Dunston also ordered that Millin-Maduro pay $500, the minimum fine for a defendant found guilty of driving under the influence in a case involving an accident.
Millin-Maduro also must pay a $500 administrative probation fee, and $75 in court costs.
Millin-Maduro, who was without driving privileges during the last three months, will regain those privileges on Wednesday.
Millin-Maduro caused a collision near the Arturo Watlington Sr. Post Office in Frenchtown on March 4.
She was detained at the time of the incident, after she briefly left the scene and then returned, according to V.I. Police.

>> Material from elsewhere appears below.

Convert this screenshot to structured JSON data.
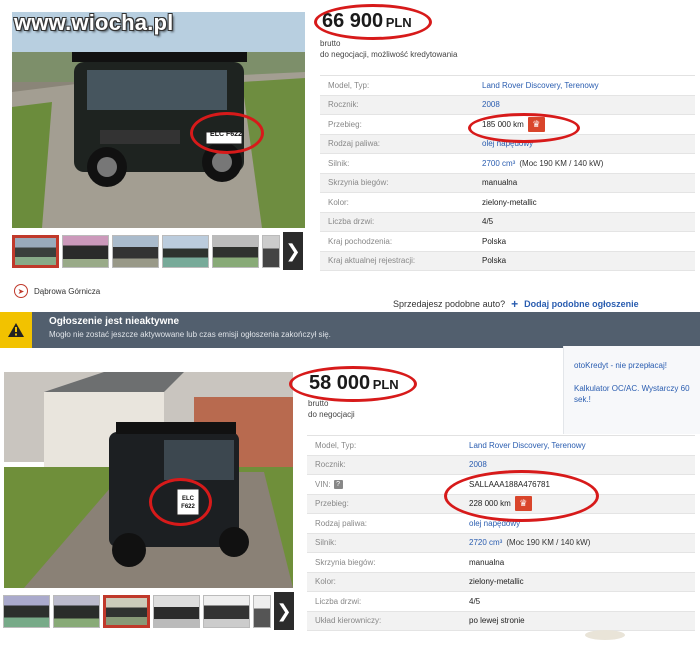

Her eyes were red, her speech slurred and her balance completely compromised, according to the affidavit of the arresting officer, Chadka Mayers.
Her blood-alcohol level was .181 two-and-a-half hours after police arrested her, according to the lab results in Millin-Maduro's file.
Police officials never explained why they did not arrest Millin-Maduro the same evening of the incident, instead of waiting two days before arresting and charging her.
They said it was in no way a form of special treatment.
Millin-Maduro's attorney, Treston Moore, said that Millin-Maduro requested throughout the proceedings that she not receive special treatment because of her position.
"She wanted to be treated like everybody else," he said.
The last six months have been especially rough for Millin-Maduro, who has otherwise led an "exemplary" life, Moore said.
Moore also noted that the evening of the incident was Fat Tuesday, just before the Catholic period of Lent, during which time Millin-Maduro gives up a multitude of indulgences, he said.
"Maybe it was just one too many," Moore said, noting that she may have been celebrating Mardi Gras by drinking on that evening. "She's been perfect since that incident."
Millin-Maduro, who has served as the Property and Procurement commissioner since 2007, was in her office on Monday. She did not return calls.
V.I. government spokesman Jean Greaux said that he had not been aware of the court proceedings Monday, but that Gov. John deJongh Jr. was pleased to hear that the case was complete.
"The governor continues to rely on the commissioner's counsel as she performs her dedicated service to the government and people of the Virgin Islands," Greaux said.